[UI-part3] Incremental learning from data streams

Course: https://ucilnica.fri.uni-lj.si/course/view.php?id=81
Lecturer: izr. prof. dr. Zoran Bosnić
Language: English
Date: 2014-05-14

Course overview (part 3):

comparison of stationary learning vs. incremental learning; streams, design, limitations
data summarization: statistics, histogram, wavelets, condensing datasets
incremental learning models: incremental decision trees (VFDT, functional tree leaves), Hoeffding bound
concept drift/novelty detection, reacting to changes: extreme values, decision structure, frequency, distances
clustering from data streams: hierarchical, micro, grid clustering,
evaluation of streaming algorithms
matrix factorization with temporal dynamics (recommendation systems)

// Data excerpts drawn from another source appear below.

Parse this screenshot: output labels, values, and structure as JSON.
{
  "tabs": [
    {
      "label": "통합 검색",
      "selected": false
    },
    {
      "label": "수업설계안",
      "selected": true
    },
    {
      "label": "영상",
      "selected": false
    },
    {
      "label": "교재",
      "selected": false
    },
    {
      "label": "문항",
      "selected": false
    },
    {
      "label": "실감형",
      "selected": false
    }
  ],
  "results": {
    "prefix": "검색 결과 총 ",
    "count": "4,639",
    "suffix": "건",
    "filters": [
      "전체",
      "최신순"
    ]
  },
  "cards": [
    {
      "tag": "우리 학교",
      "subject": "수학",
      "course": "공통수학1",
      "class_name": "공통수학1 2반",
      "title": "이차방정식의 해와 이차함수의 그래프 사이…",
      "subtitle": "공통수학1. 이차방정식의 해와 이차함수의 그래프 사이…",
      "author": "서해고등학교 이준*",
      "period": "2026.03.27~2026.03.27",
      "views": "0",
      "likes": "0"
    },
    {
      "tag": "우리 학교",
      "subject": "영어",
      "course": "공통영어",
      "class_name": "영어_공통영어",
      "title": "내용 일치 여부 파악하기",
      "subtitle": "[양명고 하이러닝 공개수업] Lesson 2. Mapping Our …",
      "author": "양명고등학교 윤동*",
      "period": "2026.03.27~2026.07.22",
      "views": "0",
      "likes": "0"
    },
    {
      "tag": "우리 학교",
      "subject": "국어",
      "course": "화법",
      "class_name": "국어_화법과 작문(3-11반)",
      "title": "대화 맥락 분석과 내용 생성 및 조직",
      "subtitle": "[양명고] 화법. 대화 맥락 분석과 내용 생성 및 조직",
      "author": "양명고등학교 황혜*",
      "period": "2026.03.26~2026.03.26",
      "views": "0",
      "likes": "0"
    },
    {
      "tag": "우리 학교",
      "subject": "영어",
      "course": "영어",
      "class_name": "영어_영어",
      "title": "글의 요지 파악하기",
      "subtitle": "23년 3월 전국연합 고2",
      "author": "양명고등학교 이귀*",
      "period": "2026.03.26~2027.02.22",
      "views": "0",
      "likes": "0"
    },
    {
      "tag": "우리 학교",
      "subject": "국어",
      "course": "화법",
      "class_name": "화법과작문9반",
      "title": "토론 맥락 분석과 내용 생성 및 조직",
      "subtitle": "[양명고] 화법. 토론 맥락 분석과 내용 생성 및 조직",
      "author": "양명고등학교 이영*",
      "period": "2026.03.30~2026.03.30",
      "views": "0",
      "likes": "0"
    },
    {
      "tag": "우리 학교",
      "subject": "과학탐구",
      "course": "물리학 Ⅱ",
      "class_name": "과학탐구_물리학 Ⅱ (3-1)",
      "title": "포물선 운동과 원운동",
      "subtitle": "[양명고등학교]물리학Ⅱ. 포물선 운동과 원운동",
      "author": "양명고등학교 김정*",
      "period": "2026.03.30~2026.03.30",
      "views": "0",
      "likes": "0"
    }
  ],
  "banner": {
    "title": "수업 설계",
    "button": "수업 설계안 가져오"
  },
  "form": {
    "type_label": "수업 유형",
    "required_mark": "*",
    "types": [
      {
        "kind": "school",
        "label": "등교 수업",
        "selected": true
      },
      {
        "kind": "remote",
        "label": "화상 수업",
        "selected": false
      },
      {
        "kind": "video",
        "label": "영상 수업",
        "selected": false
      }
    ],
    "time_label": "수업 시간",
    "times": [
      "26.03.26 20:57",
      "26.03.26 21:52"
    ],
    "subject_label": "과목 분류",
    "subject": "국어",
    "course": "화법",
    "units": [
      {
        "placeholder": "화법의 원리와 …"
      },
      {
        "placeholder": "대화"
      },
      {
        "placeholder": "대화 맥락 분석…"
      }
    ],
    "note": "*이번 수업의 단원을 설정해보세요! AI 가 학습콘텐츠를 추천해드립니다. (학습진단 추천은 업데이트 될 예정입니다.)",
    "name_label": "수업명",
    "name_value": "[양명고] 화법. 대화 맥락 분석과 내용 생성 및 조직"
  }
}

Lectures with hands-on exercises in Statistical package R. Homework problem for grading: competition in modeling given streaming data. Project: will be discussed individually, taking some data related to PhD and doing something incrementally.

Learning from data streams

Date: 2014-05-14

Introduction

Static learning:

fixed dataset
relational/attributional form
classification/regression prediction problems

Incremental learning:

data streams = changing data
concept drift = unpredictable data distribution
time series = measurements with timestamps, transformation into relational data is possible
sliding window = holds most recent examples
- sequence-based window – 20 last measurements
- timestamp-based window:
  - linear – 20 samples with 15 min between
  - non-linear – 20 samples with increasing space between them
  - adaptive – shrinks on demand (for concept drift)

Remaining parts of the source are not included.